Disinilah sebenarnya bentuk yadnya masyarakat Desa Sukawana secara hakiki, sebab jika ada yang membawa ayam dengan tujuan Menang maka Ia bukanlah bernyadnya apalagi membuat blolong (sengaja dikalahkan) maka Ia akan dikutuk oleh Bethara Sesuhunan Ratu Sang Pasek melalui Tirta Panyumpah yang dimohonkan di Ratu Sang Pasek.

Atas keyakinan ini, Krama Desa Sukawana sama sekali tidak berani melanggar kewajiban membawa AURAN walau tidak punya hobby mengadu ayam, ditambah lagi dengan adanya beberapa krama yang secara niskala pernah sakit yang ketika dimintakan raos (kata-kata) kepada orang pintar disebut karena tidak pernah membawa ayam aduan.

KENAPA BERBENTUK TAJEN?

Tajen sebenarnya berasal dari Kata Taji, yaitu alat tajam yang dipasangkan dikaki ayam yang dipergunakan sebagai senjata oleh ayam aduannya. Taji tersebut haruslah tajam agar bisa menusuk dan mengoyak daging lawannya.

Ketika Ayam Aduan dipersembahkan sebagai sebuah yadnya, maka segala pikiran haruslah tulus dan lepas dari segala ego. Taji adalah simbol pikiran yang tajam, yang harus mampu menusuk Ego-Ego kita ketika menjalankan kewajiban dalam kehidupan. Manusia tentu saja ada keinginan-keinginan yang timbul dari nafsunya, nafsu tersebut ketika dibawa dalam kehidupan bermasyarakat hanya akan mementingkan kepentingan pribadi atau golongan saja. Maka makna Taji lebih kepada simbol menajamkan pikiran agar lebih mampu membunuh nafsu-nafsu di dalam diri kita yang tersimbolkan pada ayam aduan.

Pikiran yang tajam akan mampu mebedakan mana yang baik dan buruk (mewiweka), sehingga segala tindakan sebagai masyarakat seluruhnya untuk kebaikan masyarakat. Bagi saya ini sangat mirip dengan pesan-pesan Karma Yoga yang tertuang dalam Bhagawadghita. Dimana Masyarakat Sukawana dengan simbolisasi ayam aduan yang mempersembahkan diri sebagai Yadnya dan dipersenjatai dengan pikiran yang tajam, hanya focus kepada kewajibannya untuk bertarung tanpa memikirkan hasilnya apakah hidup, mati, menang, kalah atau seri, maka sudah menerapkan “Karmany Eva Dekaraste Maplasu Kadacana” yang diterapkan dalam Satu Kata yaitu NGAYAH oleh Masyarakat Sukawana.

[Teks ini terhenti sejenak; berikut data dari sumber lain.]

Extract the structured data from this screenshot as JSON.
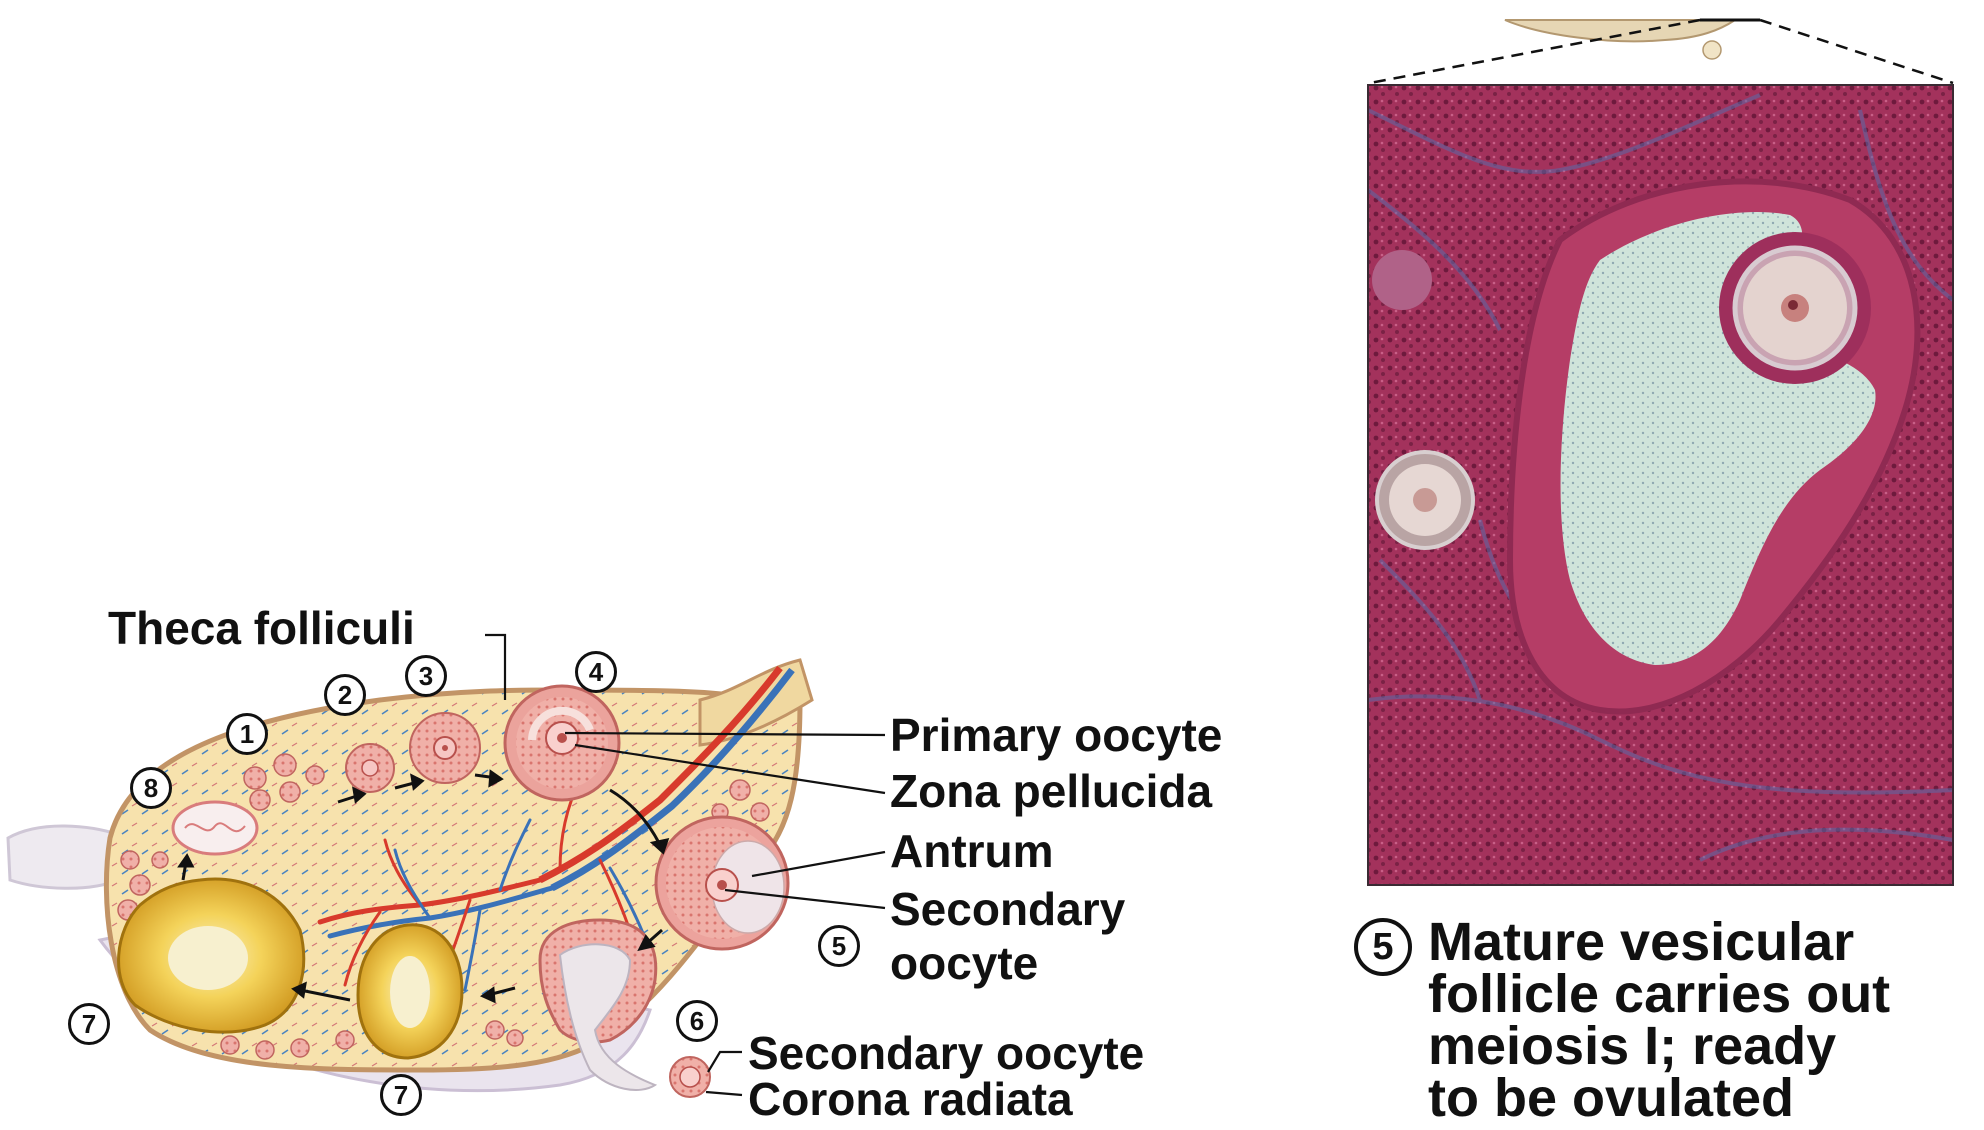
{
  "labels": {
    "theca_folliculi": "Theca folliculi",
    "primary_oocyte": "Primary oocyte",
    "zona_pellucida": "Zona pellucida",
    "antrum": "Antrum",
    "secondary_line1": "Secondary",
    "secondary_line2": "oocyte",
    "secondary_oocyte": "Secondary oocyte",
    "corona_radiata": "Corona radiata"
  },
  "stage_numbers": [
    "1",
    "2",
    "3",
    "4",
    "5",
    "6",
    "7",
    "7",
    "8"
  ],
  "caption": {
    "number": "5",
    "line1": "Mature vesicular",
    "line2": "follicle carries out",
    "line3": "meiosis I; ready",
    "line4": "to be ovulated"
  },
  "colors": {
    "ovary_fill": "#f6dfa7",
    "ovary_outline": "#c99a6a",
    "follicle_pink": "#e89a9a",
    "artery_red": "#d83a2c",
    "vein_blue": "#3a72b8",
    "corpus_luteum_yellow": "#e9b62a",
    "micrograph_stroma": "#a2305a",
    "micrograph_antrum": "#cfe3da"
  }
}
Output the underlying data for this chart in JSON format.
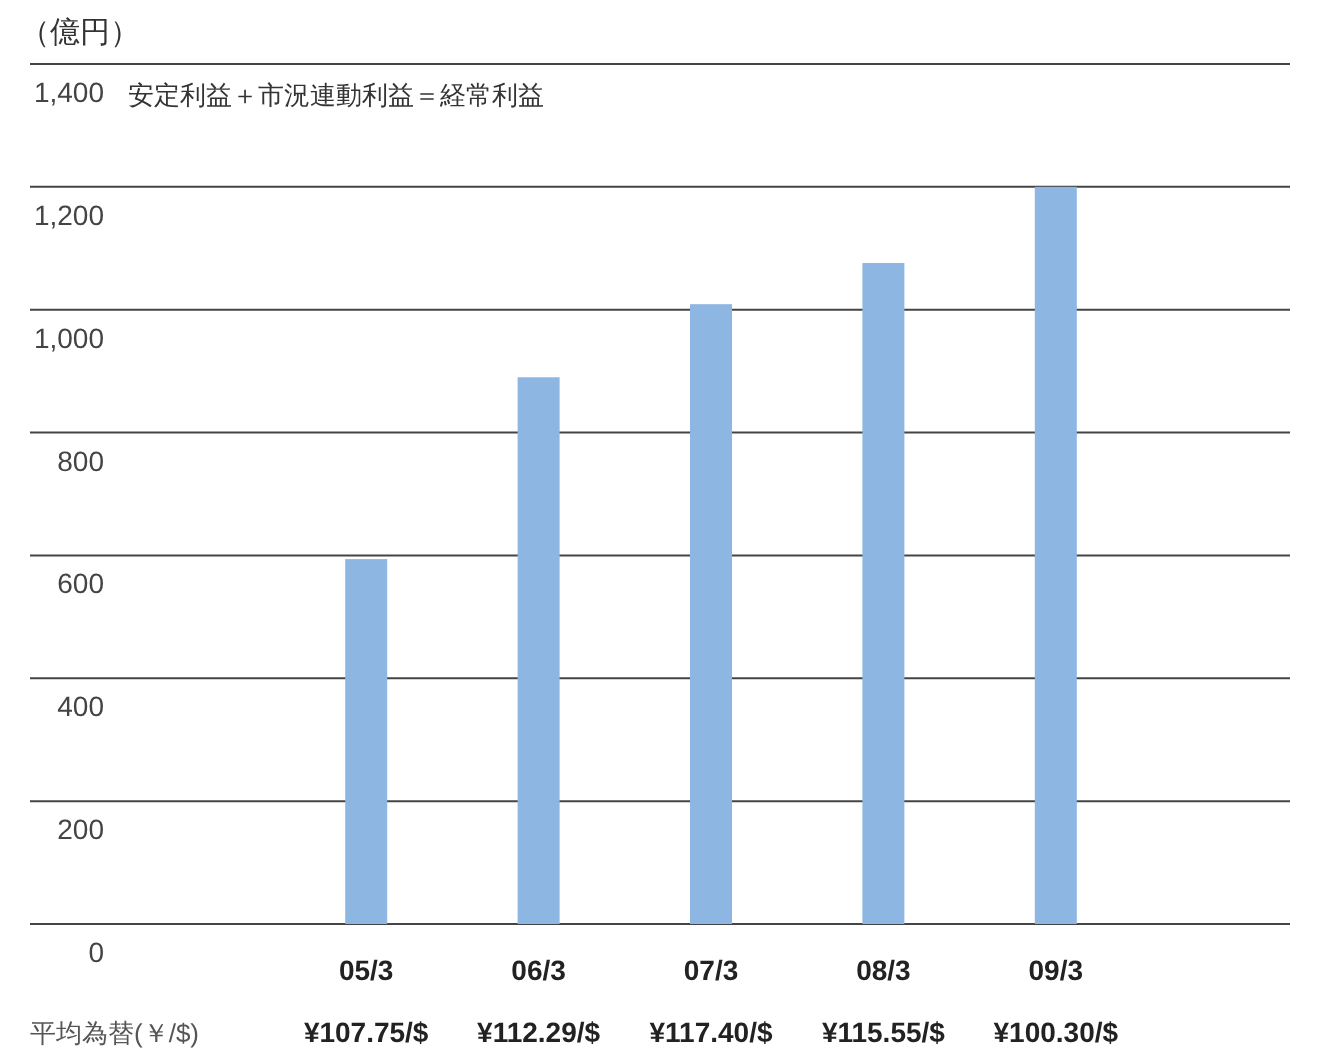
{
  "chart_data": {
    "type": "bar",
    "title": "安定利益＋市況連動利益＝経常利益",
    "ylabel": "（億円）",
    "categories": [
      "05/3",
      "06/3",
      "07/3",
      "08/3",
      "09/3"
    ],
    "values": [
      594,
      890,
      1009,
      1076,
      1200
    ],
    "color": "#8db6e2",
    "ylim": [
      0,
      1400
    ],
    "yticks": [
      0,
      200,
      400,
      600,
      800,
      {
        "value": 1000,
        "label": "1,000"
      },
      {
        "value": 1200,
        "label": "1,200"
      },
      {
        "value": 1400,
        "label": "1,400"
      }
    ],
    "grid": "y",
    "annotations": [
      "平均為替(￥/$)",
      "¥107.75/$",
      "¥112.29/$",
      "¥117.40/$",
      "¥115.55/$",
      "¥100.30/$"
    ]
  }
}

WALI SABAN PASEK BUKANLAH JUDI
Seperti yang sudah disampaikan sebelumnya, dahulu ketika masa perang telah usai, prajurit (Pasek) tetaplah harus dilatih. Tentu saja prajurit haruslah memiliki hasrat membunuh, melukai, bertahan dan keterampilan bela dirinya terjaga demi membela masyarakatnya. Kewajiban sebagai prajurit bela negara haruslah ada. Leluhur Desa Sukawana kemudian mengadakan upacara WALI SABAN PASEK yang mewajibkan seluruh Krama Desa Sukawana untuk ikut melakukan yadnya berupa menghaturkan AURAN. Bahkan AURAN tersebut harus ada TOH nya (Taruhannya) sebagai bukti dukungan kepada AURAN-nya.

Dalam keagaman masyarakat bali mula, hasrat atau nafsu masyarakat Sukawana yang ada tetaplah dipelihara, agar terarah dan tidak mengikuti Butha Kala dalam dirinya, Jadi hal ini lebih kepada upaya pengendalian melalui sebuah upacara WALI SABAN PASEK yang seolah terlihat berbentuk Judi (karena ada taruhan). Ada ayam aduan, ada permainan hiburan, ada taruhan, sebagai hasrat yang pasti ada sebagai manusia haruslah tetap diberikan waktu agar dapat dikendalikan.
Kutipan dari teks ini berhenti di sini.